The authors of the Letter to the Editor first challenged the scientific merit of establishing a surgically induced dry eye model, because keratoconjunctivitis sicca, known as
dry eye disease (DED), is a common and spontaneous canine disease. They also questioned whether other existing animal models could serve the purpose to evaluate therapeutic modalities for DED. To address these concerns, we would like to provide more background on the use of salivary gland transplantation as a treatment modality for DED and the remaining challenges. Current therapies involving tear replacement products or punctal plugs could not adequately address the clinical challenges of severe DED. Salivary gland transplantation is only indicated in patients with absolute aqueous tear deficiency (Schirmer's test <2 mm) with persistent severe discomfort and when all other means have failed. Its possible indications can include cicatricial conjunctivitis (such as Stevens-Johnson syndrome, chemical burns), surgical damage, or radioablation of lacrimal tissue.

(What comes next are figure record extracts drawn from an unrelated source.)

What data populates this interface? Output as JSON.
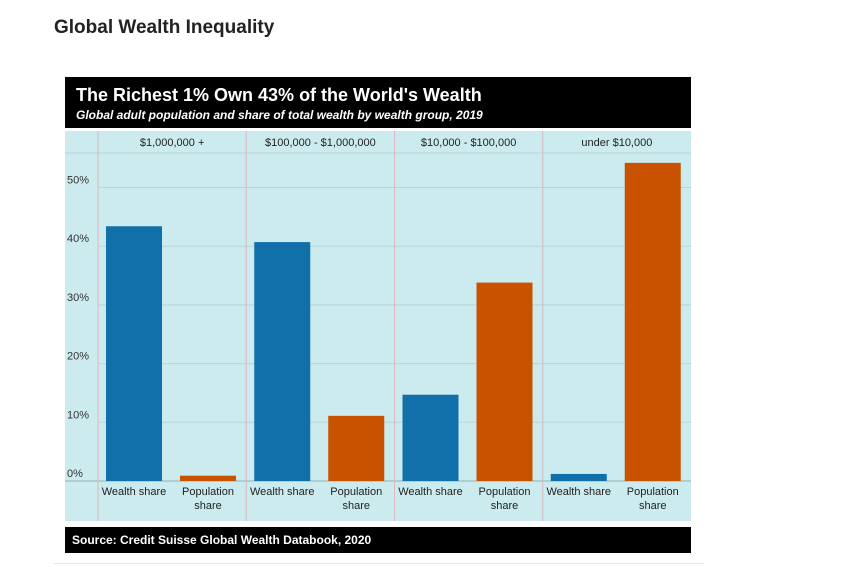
{
  "page": {
    "heading": "Global Wealth Inequality"
  },
  "chart_data": {
    "type": "bar",
    "title": "The Richest 1% Own 43% of the World's Wealth",
    "subtitle": "Global adult population and share of total wealth by wealth group, 2019",
    "source": "Source: Credit Suisse Global Wealth Databook, 2020",
    "groups": [
      "$1,000,000 +",
      "$100,000 - $1,000,000",
      "$10,000 - $100,000",
      "under $10,000"
    ],
    "bar_labels": [
      "Wealth share",
      "Population\nshare"
    ],
    "series": [
      {
        "key": "wealth",
        "values": [
          43.4,
          40.7,
          14.7,
          1.2
        ],
        "color": "#1170aa"
      },
      {
        "key": "population",
        "values": [
          0.9,
          11.1,
          33.8,
          54.2
        ],
        "color": "#c85200"
      }
    ],
    "y_ticks": [
      "0%",
      "10%",
      "20%",
      "30%",
      "40%",
      "50%"
    ],
    "ylim": [
      0,
      55
    ],
    "grid": true,
    "background": "#ccebee"
  }
}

2 We believe that minor salivary gland (MSG) transplantation offers promising therapeutic potential. In fact, our research group has accumulated abundant experience in the autotransplantation of submandibular glands and minor salivary glands in clinical treatment of severe DED.
3–6 Based on our previous results, 60% to 83.3% of patients received promising relief of symptoms after MSG transplantation, but a minority was not satisfied with the long-term efficacy.
6 To this end, an appropriate animal model is necessary to explore the mechanisms of hyposecretion and testing the novel approaches to increase secretion of transplanted MSG. Unfortunately, however, the existing animal models are not suitable for evaluation of MSG transplantation. As stated in the introduction of our original article, the naturally-occurring, spontaneous DED model is more suitable for the therapeutic research of DED related to autoimmune diseases such as Sjögren's syndrome. But since these autoimmune conditions affect salivary gland function and cause xerostomia,
7 this model is not suitable for our purpose. This is further supported by our clinical experience from the past two decades investigating the effect of salivary gland transplantation to treat severe DED.
4–6 In clinical practice, as reported by our group and others, DED patients with autoimmune diseases are often unsuitable candidates for salivary gland transplantation because of gland damage.
6,8 Hence, we deemed the spontaneous keratoconjunctivitis sicca model inappropriate. In addition, other animal species also face various shortcomings based on the anatomical structures of lacrimal glands. In mice and rabbits, the palperal fissures are too small for surgery or observation. In miniature pigs, the texture of the oral mucosa is too hard and caused a foreign object sensation in recipient eyes. On the other hand, Beagle dogs possess large palpebral fissures, soft mucosal graft, and high densities of MSG.
9,10 Therefore, establishing a lacrimal gland ablation canine DED model, rather than using rabbit DED model, spontaneous DED model, or conducting premature clinical trials, is scientifically justified.